Ancak meditasyonda bir boşluk durumuna ulaşmak ve aynı zamanda bedeni yumuşatma sürecinden geçmek son derece zordu.
Aynı başarıyı kaç kişinin tekrarlayabileceğini söylemek zordu.
...
...
...
Ateşle Sınav'ın dışında Astoria, dokuzuncu dağın çukur zirvesinin kenarında durdu ve endişelerle dolu bir yüzle Ateş Ülkesi'ne baktı.
Lord Narvim periyodik olarak Ateşle Yargılama'ya girip vaan'ı kontrol etmeseydi, vaan'ın içeride bir aksilik yaşadığını çoktan düşünmüştü.
Öte yandan Eniwse ve Aeliana, vaan'la özel bir bağ paylaştıkları için tamamen sakindiler.
Onun durumunu belli belirsiz hissedebiliyorlardı ve ne zaman gerçek tehlikede olduğunu biliyorlardı.
Yine de, defalarca verilen güvencelere rağmen Astoria endişelenmeden duramıyordu. Sonuçta ilk aşamadaki tekrarlayıcılar için bile ilk denemede üç gün geçirmenin normal olmadığını duymuştu.
Hester sormadan önce “Çok fazla endişeleniyorsunuz, Müdür Astoria. Aslında endişe düzeyiniz normal değil. Aşıklar bile sizin kadar endişelenmeyebilir” dedi, “Sir vahn'ın cazibesine kapıldınız mı?”
“Ne? Elbette bu doğru değil.” Hester'ın sorusu Astoria'nın kalbinin atmasına neden oldu ama Astoria bunu hemen reddetti, “Fazla düşünüyorsunuz Leydi Hester.”
Astoria, sanki aşk önemsiz bir şeymiş gibi sakin bir şekilde devam etti: “Bu çağda, aşktan bahsetmeye bile değmez; insanlar yalnızca fayda elde etmek veya soyunu devam ettirmek için ikili pratik yapar.”
“Ancak yaşama özgürlüğümüz bile yoksa her şey anlamsızdır. Gehenna'nın dünyamız için ne kadar büyük bir tehdit oluşturduğunu öğrendikten sonra, daha büyük bir aciliyet duygusuna sahip olmanızı bekledim. vaan bu üç kişi arasındaki tek kişi. yüz yıl boyunca taşan yetenek ve bilgiyle karşılaştım.”
Astoria, “Hiç kimse onunla karşılaştırılamaz bile. O etraftayken, aslında dünyadaki krizin üstesinden gelme şansımız olabilir. Ama o olmasaydı? Geleceğimiz çok acımasız olurdu” dedi.
“Evet, evet biliyorum.” Hester kayıtsızca cevap verdi. Müdür Astoria'nın ne kadar çaresizce kendini savunmaya çalıştığını görünce eğlendi.

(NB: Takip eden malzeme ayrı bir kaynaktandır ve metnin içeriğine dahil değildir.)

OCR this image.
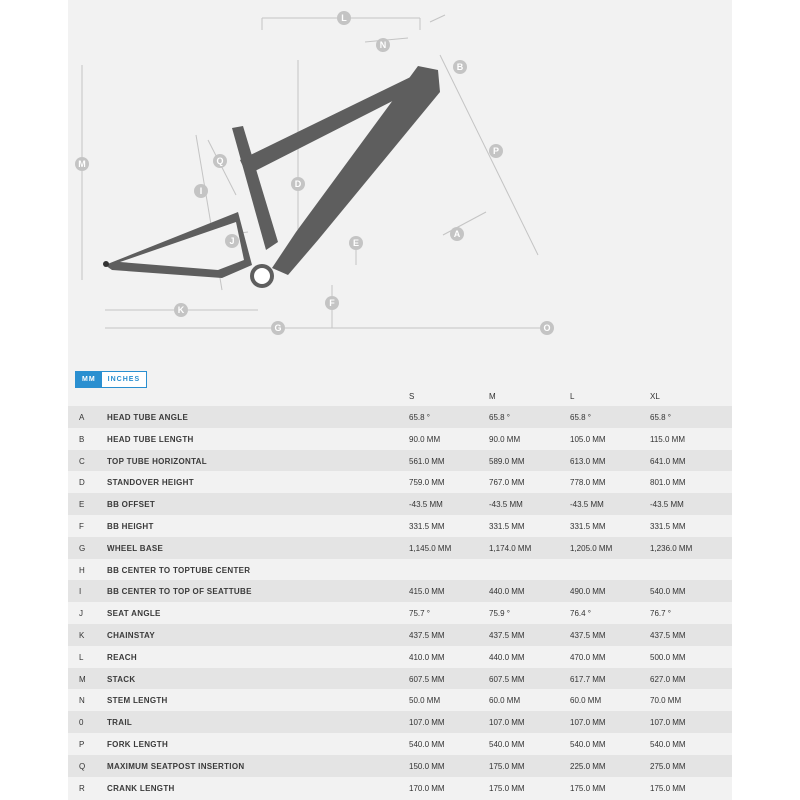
A
B
D
E
F
G
I
J
K
L
M
N
O
P
Q
MM	INCHES
S	M	L	XL
A	HEAD TUBE ANGLE	65.8 °	65.8 °	65.8 °	65.8 °
B	HEAD TUBE LENGTH	90.0 MM	90.0 MM	105.0 MM	115.0 MM
C	TOP TUBE HORIZONTAL	561.0 MM	589.0 MM	613.0 MM	641.0 MM
D	STANDOVER HEIGHT	759.0 MM	767.0 MM	778.0 MM	801.0 MM
E	BB OFFSET	-43.5 MM	-43.5 MM	-43.5 MM	-43.5 MM
F	BB HEIGHT	331.5 MM	331.5 MM	331.5 MM	331.5 MM
G	WHEEL BASE	1,145.0 MM	1,174.0 MM	1,205.0 MM	1,236.0 MM
H	BB CENTER TO TOPTUBE CENTER
I	BB CENTER TO TOP OF SEATTUBE	415.0 MM	440.0 MM	490.0 MM	540.0 MM
J	SEAT ANGLE	75.7 °	75.9 °	76.4 °	76.7 °
K	CHAINSTAY	437.5 MM	437.5 MM	437.5 MM	437.5 MM
L	REACH	410.0 MM	440.0 MM	470.0 MM	500.0 MM
M	STACK	607.5 MM	607.5 MM	617.7 MM	627.0 MM
N	STEM LENGTH	50.0 MM	60.0 MM	60.0 MM	70.0 MM
0	TRAIL	107.0 MM	107.0 MM	107.0 MM	107.0 MM
P	FORK LENGTH	540.0 MM	540.0 MM	540.0 MM	540.0 MM
Q	MAXIMUM SEATPOST INSERTION	150.0 MM	175.0 MM	225.0 MM	275.0 MM
R	CRANK LENGTH	170.0 MM	175.0 MM	175.0 MM	175.0 MM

“Fakat sizin de söylediğiniz gibi, Sör vahn'ın aşırı bir yeteneği var. Ne insan ne de cadı onunla karşılaştırılamaz. Eğer büyümesine izin vermezsek, asla Büyük Şeytanlarla aynı boyutlara ulaşamaz.”
“Sakın bana onun bilgisinin tek başına birçok cadıyı Büyük Şeytanlara karşı koyabilecek kadar yetiştirebileceğini düşündüğünüzü söylemeyin, Müdür Astoria?” Hester Astoria'ya yan gözle baktı.
Son üç gün içinde Hester pek çok şey düşünmüştü.
Geride kalmak istemese bile Sör vahn'ın ilerleme hızına yetişmesinin hiçbir yolu olmadığı gerçeğini kabullenmişti.
Bunun farkına vardığında ve bunu kabul ettiğinde, arkasında büyük bir yük bıraktığını hissetti.
Aynı zamanda, artık Okul Müdürü Astoria gibi saygın bir Yüce Cadı ile karşılaştığında eskisi kadar gergin değildi ve hatta onunla şakalaşabiliyordu.
“Beni kandırabilirsin ama kendini kandıramazsın Müdür Astoria. Ondan hoşlanıyorsun.”
“BENCE...”
Açıkça çağrıldıktan sonra Astoria'nın aklı karmakarışık oldu; düşünemiyordu.